In his autumn statement on the British economy, Osborne took every opportunity to laud the government’s view that austerity was working: welfare spending was decreasing, there were more jobs in the private sector and record numbers in employment. So too, opinion polls were suggesting that the British public is even more convinced of the need to balance the government books.
Each of the foregoing items is open to debate and what was not emphasised, of course, was the reality that spending cuts are far from over – they will likely continue well into the next parliament.
Whitehall departments will be further squeezed so that by 2018-19 the government will be smaller than at any time since at least 1948. Spending on day-to-day government items, investment in infrastructure and debt interest will all be reduced. The real earnings of many British workers will take up to a decade to make up for lost ground; the public sector will be hugely reduced.
The bulk of vast reductions in the budget deficit will occur through cuts in spending rather than increases in taxation.
Larry Elliot of The Guardian, recently wrote, “But the shrinking of the state is also a political choice”. In his autumn statement, George Osborne “announced fresh cuts in government departmental spending and a cap on all welfare payments other than pensions and jobseekers’ benefits”, and “the autumn statement includes plenty of giveaways – on fuel duties, marriage allowances and school meals – that will have to be funded out of smaller Whitehall budgets.”
Osborne says that he wants “a government that lives within its means in a country that pays its way in the world”. His way of ensuring that the books balance “involves pouring money into property speculation rather than productive investment, and by locking the UK into a low-productivity, low-investment, low-wage economy in which poverty rises and public services deteriorate”. 1948 does not seem so far away after all.
George Osborne, and many of his governmental colleagues, likes to draw the distinction between “scroungers” and “hard-working families”. He is seemingly oblivious to the fact that many of these oft-mentioned hard-working families “rely on welfare – in the form of in-work benefits – to top up their poverty wages”. It is clear from opinion polls that British voters are unhappy about falling living standards – perhaps the same people who agree, rather bewilderingly, with the government’s austerity policies.
The outcome of the next election in 2015 may depend on the British public making the connection between government policies and the state of their finances.
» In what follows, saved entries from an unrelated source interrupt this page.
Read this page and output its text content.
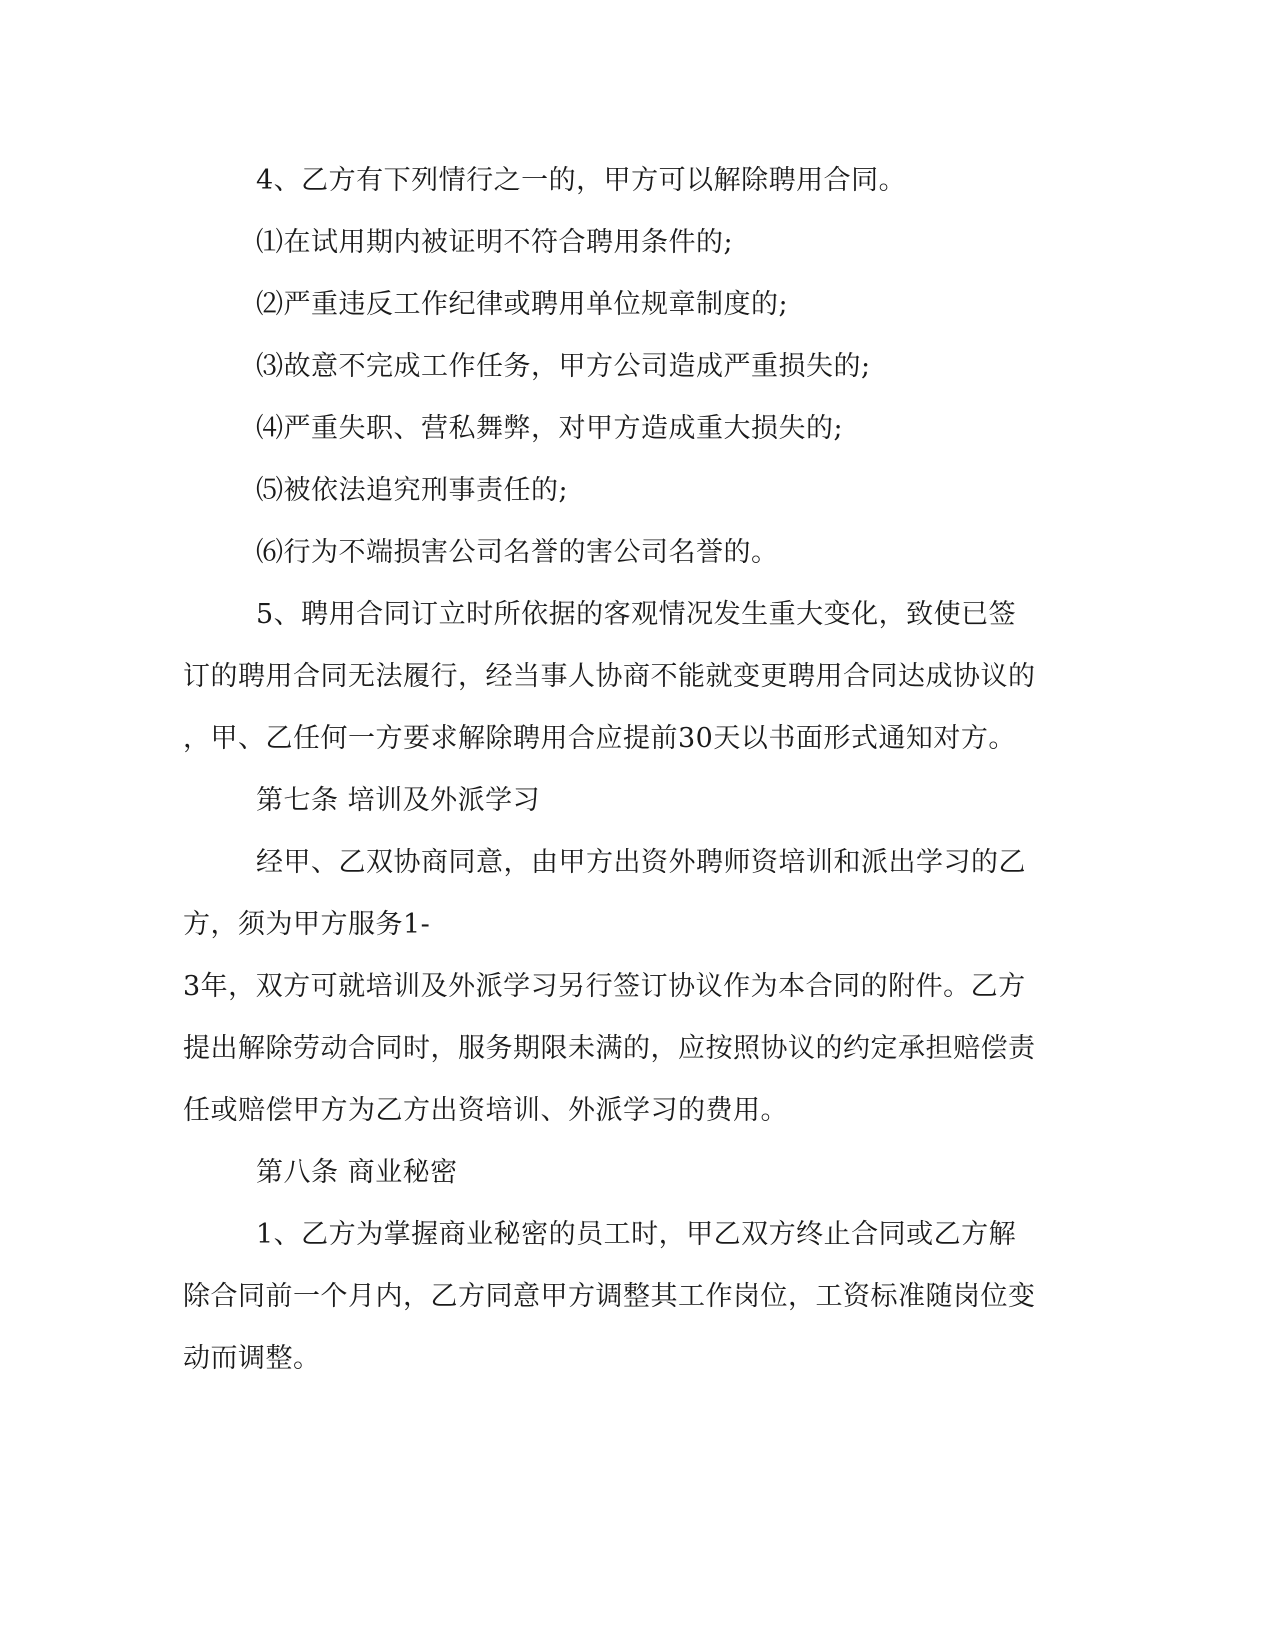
4、乙方有下列情行之一的，甲方可以解除聘用合同。

⑴在试用期内被证明不符合聘用条件的;

⑵严重违反工作纪律或聘用单位规章制度的;

⑶故意不完成工作任务，甲方公司造成严重损失的;

⑷严重失职、营私舞弊，对甲方造成重大损失的;

⑸被依法追究刑事责任的;

⑹行为不端损害公司名誉的害公司名誉的。

5、聘用合同订立时所依据的客观情况发生重大变化，致使已签

订的聘用合同无法履行，经当事人协商不能就变更聘用合同达成协议的

，甲、乙任何一方要求解除聘用合应提前30天以书面形式通知对方。

第七条 培训及外派学习

经甲、乙双协商同意，由甲方出资外聘师资培训和派出学习的乙

方，须为甲方服务1-

3年，双方可就培训及外派学习另行签订协议作为本合同的附件。乙方

提出解除劳动合同时，服务期限未满的，应按照协议的约定承担赔偿责

任或赔偿甲方为乙方出资培训、外派学习的费用。

第八条 商业秘密

1、乙方为掌握商业秘密的员工时，甲乙双方终止合同或乙方解

除合同前一个月内，乙方同意甲方调整其工作岗位，工资标准随岗位变

动而调整。
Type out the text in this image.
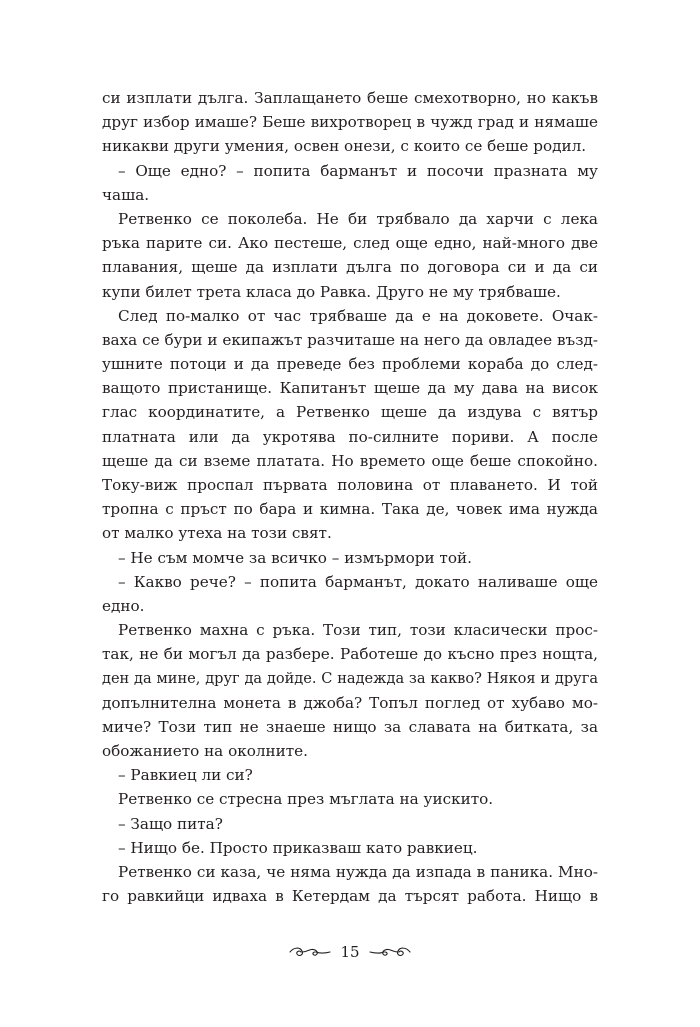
си изплати дълга. Заплащането беше смехотворно, но какъв
друг избор имаше? Беше вихротворец в чужд град и нямаше
никакви други умения, освен онези, с които се беше родил.
– Още едно? – попита барманът и посочи празната му
чаша.
Ретвенко се поколеба. Не би трябвало да харчи с лека
ръка парите си. Ако пестеше, след още едно, най-много две
плавания, щеше да изплати дълга по договора си и да си
купи билет трета класа до Равка. Друго не му трябваше.
След по-малко от час трябваше да е на доковете. Очак-
ваха се бури и екипажът разчиташе на него да овладее възд-
ушните потоци и да преведе без проблеми кораба до след-
ващото пристанище. Капитанът щеше да му дава на висок
глас координатите, а Ретвенко щеше да издува с вятър
платната или да укротява по-силните пориви. А после
щеше да си вземе платата. Но времето още беше спокойно.
Току-виж проспал първата половина от плаването. И той
тропна с пръст по бара и кимна. Така де, човек има нужда
от малко утеха на този свят.
– Не съм момче за всичко – измърмори той.
– Какво рече? – попита барманът, докато наливаше още
едно.
Ретвенко махна с ръка. Този тип, този класически прос-
так, не би могъл да разбере. Работеше до късно през нощта,
ден да мине, друг да дойде. С надежда за какво? Някоя и друга
допълнителна монета в джоба? Топъл поглед от хубаво мо-
миче? Този тип не знаеше нищо за славата на битката, за
обожанието на околните.
– Равкиец ли си?
Ретвенко се стресна през мъглата на уискито.
– Защо пита?
– Нищо бе. Просто приказваш като равкиец.
Ретвенко си каза, че няма нужда да изпада в паника. Мно-
го равкийци идваха в Кетердам да търсят работа. Нищо в
15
Time will tell.
*****
In a message to mark the Roman Catholic church’s day of peace, Pope Francis has called for countries to shrink the gap between rich and poor, some of whom he said were getting only “crumbs” (from the rich man’s table?). The pope said that huge salaries and bonuses were symptoms of an economy based on greed and inequality.
He focused on the financial and economic crises gripping many of today’s nations, as well as the quest for satisfaction, happiness and security in excessive salaries and immoderate consumption, all of which he believes is “out of place and out of proportion to the principles of a sound economy”. He feels that there is a timely need to rethink “models of economic development and changes in lifestyles”.
The pope’s message was impressively entitled “Fraternity, the Foundation and Pathway to Peace”. As well as offering an opinion on economics, the message also attacked injustice, human trafficking, organised crime and the weapons’ trade as obstacles to peace.
All very true, but is it not also true that, historically, the Roman Catholic church has been involved, directly or otherwise, with some of the very things he now attacks. Is it now a case of critique, remorse and apology?
To his credit, however, Pope Francis has urged his own church to be more fair and frugal – and less pompous! This may be a start, but…time will tell.